There's an old commit in my local repository which added some files, including one called "unwanted.txt". In subsequent commits, that file has been modified, along with others. Is it possible to completely remove the file "unwanted.txt" from history using interactive git rebase? I know it's possible to achieve this using "git filter-branch", but since I am learning git and I want to understand the full potential of "git rebase -i", I wonder if this command can be used for such an operation.
It's possible in theory, but in practice it's usually much too painful.
The method is the same in both rebase and filter-branch.
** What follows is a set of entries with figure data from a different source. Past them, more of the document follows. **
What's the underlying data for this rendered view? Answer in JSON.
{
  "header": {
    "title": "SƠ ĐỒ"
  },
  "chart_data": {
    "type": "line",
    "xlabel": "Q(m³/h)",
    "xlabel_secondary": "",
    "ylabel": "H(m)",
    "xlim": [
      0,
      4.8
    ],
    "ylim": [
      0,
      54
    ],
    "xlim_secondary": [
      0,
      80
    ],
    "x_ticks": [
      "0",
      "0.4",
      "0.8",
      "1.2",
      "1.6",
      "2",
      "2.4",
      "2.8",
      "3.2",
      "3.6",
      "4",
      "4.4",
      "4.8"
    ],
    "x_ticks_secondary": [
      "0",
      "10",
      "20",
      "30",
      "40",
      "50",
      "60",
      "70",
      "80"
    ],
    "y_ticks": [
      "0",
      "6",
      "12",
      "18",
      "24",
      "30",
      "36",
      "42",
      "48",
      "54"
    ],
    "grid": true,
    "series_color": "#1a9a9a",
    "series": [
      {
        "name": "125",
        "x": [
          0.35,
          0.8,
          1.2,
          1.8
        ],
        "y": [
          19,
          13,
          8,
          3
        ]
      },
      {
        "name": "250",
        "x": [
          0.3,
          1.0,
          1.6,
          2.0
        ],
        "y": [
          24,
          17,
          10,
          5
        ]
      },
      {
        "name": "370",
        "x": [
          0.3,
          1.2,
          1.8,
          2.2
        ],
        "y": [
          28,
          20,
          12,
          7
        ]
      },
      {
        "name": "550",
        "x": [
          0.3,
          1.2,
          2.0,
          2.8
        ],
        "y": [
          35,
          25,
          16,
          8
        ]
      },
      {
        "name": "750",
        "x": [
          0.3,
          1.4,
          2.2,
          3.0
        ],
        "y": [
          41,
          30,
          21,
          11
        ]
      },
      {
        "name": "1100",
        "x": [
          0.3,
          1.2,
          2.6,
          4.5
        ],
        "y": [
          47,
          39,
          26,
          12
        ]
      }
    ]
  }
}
It may help if you realize that all that an interactive rebase is, is git cherry-pick
on steroids, as it were; and git filter-branch
is simply an automated extra-complicated rebase across multiple branches and with merge preservation.
As usual with git, it mostly boils down to manipulating the commit graph, and adding new commits that look like existing commits but with something changed—in this case, the trees attached to those commits. (And as soon as one commit is different, it gets a different SHA-1, which means all subsequent commits must change as well, to list the different SHA-1s that pop into existence as the new graph grows.)
To see how it works, start by drawing the commit graph. You'll need a fairly complete graph depending on how far back you have to go to stop seeing the unwanted.txt
file. But I'll just draw a simple graph, with just one named branch, master
:
I - A - B - C - F <-- master
\ /
D - E
Here I
is the initial commit; for simplicity let's say it does not have the unwanted file. Let's say instead that this file was introduced in commit A
and modified in C
and E
.
What we need to do is this:
I
(preserving commit author and committer, and date stamps, and so on) while removing the unwanted file, i.e., altering the source tree attached to I
if needed. This just gives us commit I
back so we retain its original SHA-1.A
while removing the unwanted file. This results in a new, different commit A'
because we change A
's tree to a new tree that has the file removed. We get a new SHA-1 cryptographic checksum because the new commit is different from the old. So we save an entry in a map that says "old commit A
replaced by new commit A'
.B
while removing the unwanted file. This changes the tree (remember, each commit has a complete snapshot of the entire source, so the unwanted file is in the original B
). Make a new commit B'
that has the altered tree and has commit A'
as its parent ID.C
while removing the unwanted file, resulting in C'
.D
with our changes, resulting in D'
. (Note that we cannot copy F
until we've copied all its predecessors in the graph, in this case C
and E
.)E
with our changes.F
with our changes. The new commit F'
has C'
and E'
as its two parents; we find these using the SHA-1 mapping that we've been constructing all along.master
to point to commit F'
, abandoning the original commit F
.This results in a graph that looks like this:
A - B - C - F [abandoned]
/ \ /
/ D - E
/
I - A' - B' - C' - F' <-- master
\ /
D' - E'
An interactive rebase with --preserve-merges
can handle this particular case. If there's more than one branch, though, you have to carefully rebase the additional branches with --onto
as needed to make use of the new commits, which you have to match up with the old commits, most likely using an SHA-1 map file that you construct manually as you go.
There's an additional wrinkle, which is that git commit
by default refuses to make "empty" commits, where "empty" is defined as "has the same tree as the previous commit" (and is not a merge). The filter-branch script handles this automatically for you, mapping multiple new commits to a single old commit if you choose to delete empty commits (a commit that only modifies the unwanted file becomes empty when the previous and new commits both give up the unwanted file). An interactive rebase does not handle this very well when preserving merges, so that imposes even more pain.
There are some other subtle differences: for instance, when rebase "abandons" a chain of commits, they remain in the "reflog" for the branch that has been rebased, as well as in the reflog for HEAD
. The filter-branch script uses a different method: it copies all the references to a sub-name-space, refs/original/
. This all matters when you get to the point of wanting to purge the old, abandoned commits: with rebase, you "expire" old references, but with filter-branch, you forcibly remove the originals instead.